V: Glory to the Father, and to the Son, and to the Holy Spirit,
R: As it was in the beginning, is now, and will be forever. Amen. Alleluia.
Prayer
for God’s Blessing (Thomas
Aquinas)
623 Be Thou My Vision
Meditation:
I pray for the gift of gratitude for the ways
God has been laboring to bring forth life in me.
Reflection Questions
Today,
I pray for gratitude. At this very moment, am I grateful? If so, I give
thanks and praise. If not, I speak with God about it and ask God to grant
me this grace.What, of God's many gifts to me, am I particularly grateful for today? I give thanks to God for these particular gifts.
The
young man went away sad, having many possessions. What possessions am I
clinging to? How might the grace of gratitude aid me to let these
possessions go? I speak with God about this.
- Continue with Sacrosanctum Concilium:
“…efforts also must be made to encourage a sense
of community within the parish, above all in the common celebration of the
Sunday Mass.” (42b)
Last time I left you with the questions: Is there a difference between community and
congregation (as df by Romano Guardini)? If so, what is it and is it
important? How do we encourage both a
sense of community and a sense of congregation?

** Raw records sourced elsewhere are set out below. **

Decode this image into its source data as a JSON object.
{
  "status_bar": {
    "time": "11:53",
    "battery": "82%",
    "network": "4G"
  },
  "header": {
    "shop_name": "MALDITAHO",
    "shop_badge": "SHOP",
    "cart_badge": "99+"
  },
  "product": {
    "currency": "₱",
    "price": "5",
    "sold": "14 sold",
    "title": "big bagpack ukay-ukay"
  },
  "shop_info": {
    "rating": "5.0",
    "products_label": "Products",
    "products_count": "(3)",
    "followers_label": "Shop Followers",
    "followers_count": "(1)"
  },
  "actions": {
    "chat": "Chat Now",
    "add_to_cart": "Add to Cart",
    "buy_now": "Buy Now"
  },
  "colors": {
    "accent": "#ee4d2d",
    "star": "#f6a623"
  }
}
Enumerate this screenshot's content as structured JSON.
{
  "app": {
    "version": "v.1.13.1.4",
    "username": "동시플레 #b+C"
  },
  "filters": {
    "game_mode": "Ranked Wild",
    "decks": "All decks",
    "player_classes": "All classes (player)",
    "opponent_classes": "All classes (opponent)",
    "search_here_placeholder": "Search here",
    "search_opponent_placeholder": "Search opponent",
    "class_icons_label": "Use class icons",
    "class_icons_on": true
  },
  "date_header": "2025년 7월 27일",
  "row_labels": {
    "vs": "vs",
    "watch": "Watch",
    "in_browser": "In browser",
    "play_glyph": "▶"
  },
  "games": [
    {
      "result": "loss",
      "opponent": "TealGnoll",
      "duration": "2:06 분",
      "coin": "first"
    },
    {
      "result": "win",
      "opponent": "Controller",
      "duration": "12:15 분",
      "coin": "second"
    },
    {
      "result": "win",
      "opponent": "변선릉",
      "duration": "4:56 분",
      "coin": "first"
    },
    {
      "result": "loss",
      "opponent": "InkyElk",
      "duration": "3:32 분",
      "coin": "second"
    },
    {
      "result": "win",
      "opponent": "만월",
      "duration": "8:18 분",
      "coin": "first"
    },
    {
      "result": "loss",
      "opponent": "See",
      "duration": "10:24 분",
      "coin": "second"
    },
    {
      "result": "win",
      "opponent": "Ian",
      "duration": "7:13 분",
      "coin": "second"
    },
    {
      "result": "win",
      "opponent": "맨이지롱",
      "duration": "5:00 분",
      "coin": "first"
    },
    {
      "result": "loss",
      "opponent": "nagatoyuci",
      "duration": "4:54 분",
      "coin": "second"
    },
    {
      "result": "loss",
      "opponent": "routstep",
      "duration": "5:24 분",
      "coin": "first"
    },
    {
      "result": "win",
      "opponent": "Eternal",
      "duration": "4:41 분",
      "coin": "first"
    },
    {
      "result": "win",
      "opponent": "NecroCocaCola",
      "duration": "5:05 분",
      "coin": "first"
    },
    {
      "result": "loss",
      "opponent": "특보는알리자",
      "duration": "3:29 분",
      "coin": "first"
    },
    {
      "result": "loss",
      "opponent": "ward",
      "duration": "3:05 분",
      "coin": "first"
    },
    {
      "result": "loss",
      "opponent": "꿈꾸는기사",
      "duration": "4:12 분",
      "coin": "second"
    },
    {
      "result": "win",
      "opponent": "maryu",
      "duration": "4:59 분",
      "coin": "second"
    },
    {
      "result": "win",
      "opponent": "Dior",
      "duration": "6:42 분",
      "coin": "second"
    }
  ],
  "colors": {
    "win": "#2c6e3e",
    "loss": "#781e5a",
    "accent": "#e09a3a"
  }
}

Can this be achieved with a Sunday-only priest?
Selections from Meditations before Mass
(Romano Guardini) Chapter 16 & 17: The
Congregation and Injustice Rectified, The Congregation and the Church.
“as a rule, congregation exists only when its
members will it.”
“if there is to be a congregation, the believers
must know what a congregation is; they must desire it and actively strive to
attain it.”
“A congregation is the sacred coherence that
links person to person as it links God to men and men to God.”
“As long as you bear your grudge…there can be no
true congregation as far as you are concerned. Forgive, honestly and sincerely,
and the sacred unifying circle will close again.”
“The forgiveness of Christ is different. It
means that divine love gains a footing in us, crating that new order which is
meant to reign among the sons and daughters of God. Hence when you try to fulfill the law of love
for the sake of God and His holy mysteries, you make it possible for God to
allow the congregation of those rooted in His love to flower.”
“The true congregation is a gathering of those
who belong to Christ, the holy people of God, united by faith and love.”
“When we read the prayers of the Mass with this
in mind, we notice that the word I appears
very seldom and never without a special reason.”
“The real antonym of community is not the individual
and his individualism, but the egoist and his selfishness. It is this that must first be overcome…But to
do this we must have solitude, for only in solitude do we have a chance to see
ourselves objectively and to free ourselves from our own chains.”
“together we face God; together we are
congregation. Not only I and others in general, but this man, that woman over
there, and the believer next to me. In God’s sight they are all as important as
I am….”
“We will consciously, earnestly pray the we of the Liturgy, for from such things
congregation is formed.”
“Until now we have spoken of congregation as the
Christian we in its encounter with
God, the community of those united by the same faith and by mutual love…The
conception must include also those outside any particular building, even
outside the church; for congregation reaches far beyond.”
“congregation stretches not only over the whole
earth but also far beyond the borders of death.
About those gathered around the altar, the horizons of time and space
roll back, revealing as the real sustaining community the whole of saved
humanity.”
“Man has a tendency to spiritual intimacy and
exclusiveness, which causes him to shrink from such magnitude and grandeur. There
is also the resistance of modern religious feeling to the visible Church in its
realistic sense: resistance to office and order, to authority and constitutionality.”